Provenance information for GRDDL transformations is returned using the
GRDDL vocabulary at L<http://www.w3.org/2003/g/data-view#>.

Certain XHTML profiles and XML namespaces known not to contain any
transformations, or to contain useless transformations are skipped. See
L<XML::GRDDL::Namespace> and L<XML::GRDDL::Profile> for details.

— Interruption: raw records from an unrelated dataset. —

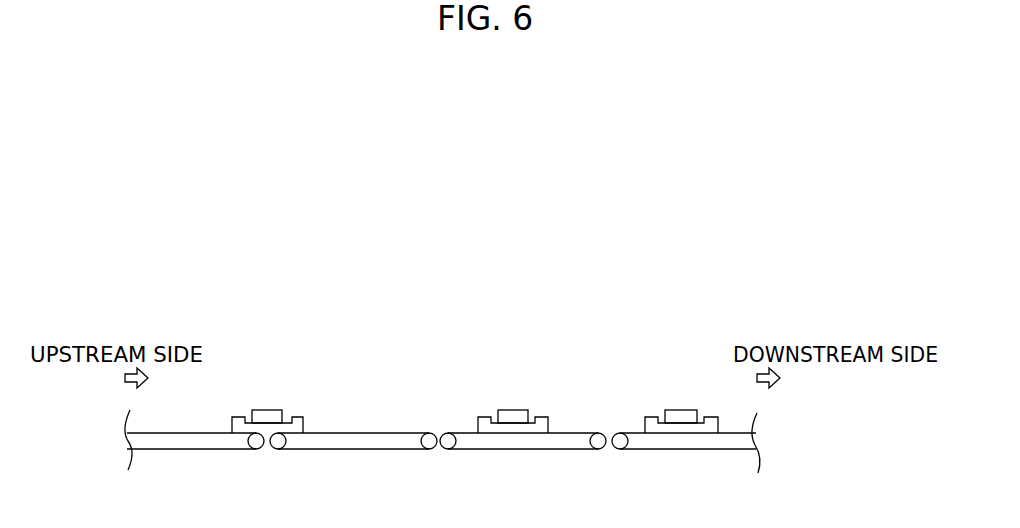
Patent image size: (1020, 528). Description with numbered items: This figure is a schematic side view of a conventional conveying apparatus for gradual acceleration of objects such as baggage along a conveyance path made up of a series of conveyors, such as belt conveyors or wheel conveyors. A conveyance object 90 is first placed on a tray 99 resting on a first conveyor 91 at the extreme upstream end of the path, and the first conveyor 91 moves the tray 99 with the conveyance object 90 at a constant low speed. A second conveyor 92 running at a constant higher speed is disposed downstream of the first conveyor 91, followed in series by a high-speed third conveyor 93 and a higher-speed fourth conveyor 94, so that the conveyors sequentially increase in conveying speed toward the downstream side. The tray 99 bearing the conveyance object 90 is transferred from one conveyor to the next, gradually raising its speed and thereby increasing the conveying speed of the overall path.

The conveyance object 90 is at (260, 410).
The first conveyor 91 is at (185, 441).
The second conveyor 92 is at (342, 441).
The third conveyor 93 is at (517, 441).
The fourth conveyor 94 is at (685, 441).
The tray 99 is at (303, 422).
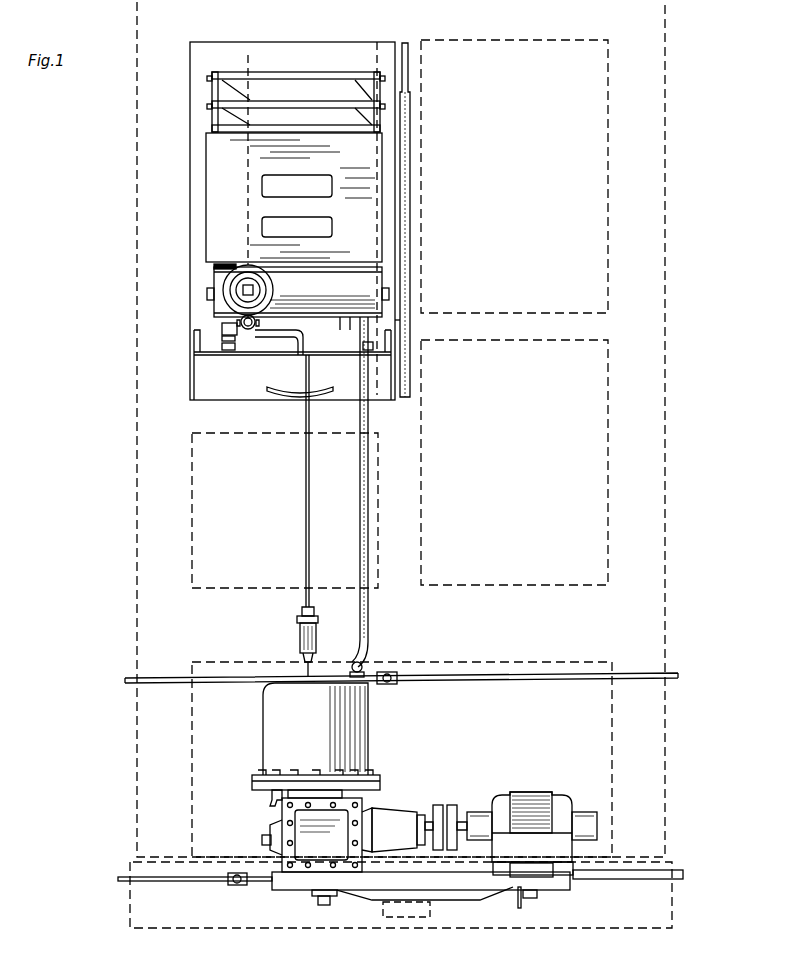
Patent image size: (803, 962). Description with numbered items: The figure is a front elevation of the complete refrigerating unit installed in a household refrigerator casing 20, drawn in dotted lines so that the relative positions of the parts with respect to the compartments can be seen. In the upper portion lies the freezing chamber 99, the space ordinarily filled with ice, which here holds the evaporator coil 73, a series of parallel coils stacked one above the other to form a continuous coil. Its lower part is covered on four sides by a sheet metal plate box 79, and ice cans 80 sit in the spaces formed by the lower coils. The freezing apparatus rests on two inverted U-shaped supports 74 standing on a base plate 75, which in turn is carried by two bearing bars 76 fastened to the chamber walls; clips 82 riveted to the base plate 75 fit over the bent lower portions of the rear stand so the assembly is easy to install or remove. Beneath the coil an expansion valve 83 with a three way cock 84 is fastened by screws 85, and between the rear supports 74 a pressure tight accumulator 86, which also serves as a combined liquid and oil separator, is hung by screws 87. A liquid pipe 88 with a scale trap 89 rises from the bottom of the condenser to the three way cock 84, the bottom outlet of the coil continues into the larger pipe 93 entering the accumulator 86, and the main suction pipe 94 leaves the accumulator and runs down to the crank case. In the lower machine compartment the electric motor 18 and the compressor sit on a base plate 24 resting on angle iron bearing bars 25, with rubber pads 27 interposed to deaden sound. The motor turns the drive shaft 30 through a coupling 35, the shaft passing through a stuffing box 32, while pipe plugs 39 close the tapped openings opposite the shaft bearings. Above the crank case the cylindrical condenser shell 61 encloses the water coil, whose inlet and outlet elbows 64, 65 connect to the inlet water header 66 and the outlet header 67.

The electric motor 18 is at (530, 791).
The refrigerator casing 20 is at (136, 150).
The base plate 24 is at (280, 862).
The angle iron bearing bars 25 is at (340, 898).
The rubber pads 27 is at (427, 898).
The drive shaft 30 is at (431, 806).
The stuffing box 32 is at (396, 812).
The coupling 35 is at (449, 804).
The pipe plugs 39 is at (262, 843).
The condenser shell 61 is at (257, 711).
The elbow 64 is at (270, 805).
The elbow 65 is at (366, 662).
The inlet water header 66 is at (120, 877).
The outlet header 67 is at (131, 677).
The evaporator coil 73 is at (310, 75).
The inverted U-shaped supports 74 is at (403, 322).
The base plate 75 is at (304, 356).
The bearing bars 76 is at (292, 356).
The sheet metal plate box 79 is at (386, 167).
The ice cans 80 is at (297, 206).
The clips 82 is at (363, 344).
The expansion valve 83 is at (272, 292).
The three way cock 84 is at (256, 326).
The screws 85 is at (214, 271).
The accumulator 86 is at (348, 318).
The screws 87 is at (207, 300).
The liquid pipe 88 is at (222, 328).
The scale trap 89 is at (318, 628).
The larger pipe 93 is at (236, 290).
The main suction pipe 94 is at (368, 373).
The freezing chamber 99 is at (190, 92).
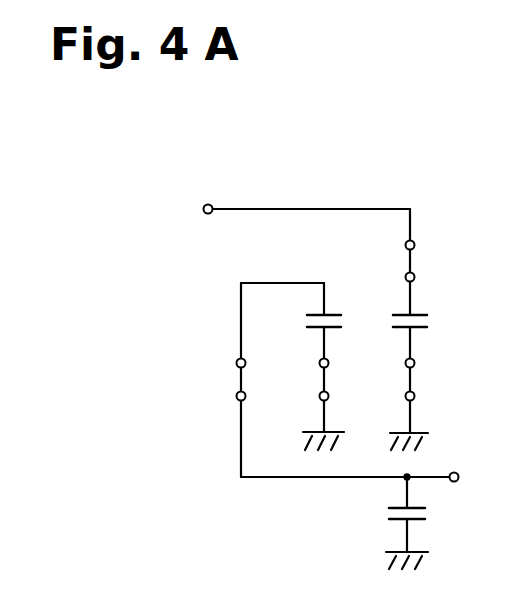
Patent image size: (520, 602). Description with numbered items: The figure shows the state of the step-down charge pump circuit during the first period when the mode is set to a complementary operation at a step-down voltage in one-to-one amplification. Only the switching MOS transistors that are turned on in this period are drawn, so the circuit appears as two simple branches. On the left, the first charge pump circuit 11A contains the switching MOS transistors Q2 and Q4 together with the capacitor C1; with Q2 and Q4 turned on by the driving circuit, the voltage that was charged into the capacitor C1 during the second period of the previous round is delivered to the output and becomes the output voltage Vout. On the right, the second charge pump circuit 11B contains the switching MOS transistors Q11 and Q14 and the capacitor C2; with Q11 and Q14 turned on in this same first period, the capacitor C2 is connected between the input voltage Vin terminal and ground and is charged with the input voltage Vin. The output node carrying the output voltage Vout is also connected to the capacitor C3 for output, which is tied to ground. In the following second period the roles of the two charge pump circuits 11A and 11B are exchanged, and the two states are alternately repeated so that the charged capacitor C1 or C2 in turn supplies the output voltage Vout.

The first charge pump circuit 11A is at (258, 277).
The second charge pump circuit 11B is at (396, 204).
The switching MOS transistor Q2 is at (255, 380).
The switching MOS transistor Q4 is at (339, 380).
The switching MOS transistor Q11 is at (430, 261).
The switching MOS transistor Q14 is at (430, 380).
The capacitor C1 is at (340, 323).
The capacitor C2 is at (425, 323).
The capacitor for output C3 is at (420, 523).
The input voltage Vin is at (287, 211).
The output voltage Vout is at (477, 480).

In
particular profiles for RDFa and many Microformats are skipped, as
L<RDF::RDFa::Parser> and L<HTML::Microformats> will typically yield
far superior results.

=head1 BUGS

Please report any bugs to L<http://rt.cpan.org/>.

Known limitations:

=over 4

=item * Recursive GRDDL doesn't work yet.

That is, the profile documents and namespace documents linked to from
your primary document cannot themselves rely on GRDDL.

=back

=head1 SEE ALSO

L<XML::GRDDL::Transformation>,
L<XML::GRDDL::Namespace>,
L<XML::GRDDL::Profile>,
L<XML::GRDDL::Transformation::RDF_EASE::Functional>,
L<XML::Saxon::XSLT2>.

L<HTML::HTML5::Parser>,
L<RDF::RDFa::Parser>,
L<HTML::Microformats>.

L<JSON::GRDDL>.

L<http://www.w3.org/TR/grddl/>.

L<http://www.perlrdf.org/>.

This module is derived from Swignition L<http://buzzword.org.uk/swignition/>.

=head1 AUTHOR

Toby Inkster E<lt>tobyink@cpan.orgE<gt>.

=head1 COPYRIGHT AND LICENCE

Copyright 2008-2012 Toby Inkster

This library is free software; you can redistribute it and/or modify it
under the same terms as Perl itself.

=head1 DISCLAIMER OF WARRANTIES

THIS PACKAGE IS PROVIDED "AS IS" AND WITHOUT ANY EXPRESS OR IMPLIED
WARRANTIES, INCLUDING, WITHOUT LIMITATION, THE IMPLIED WARRANTIES OF
MERCHANTIBILITY AND FITNESS FOR A PARTICULAR PURPOSE.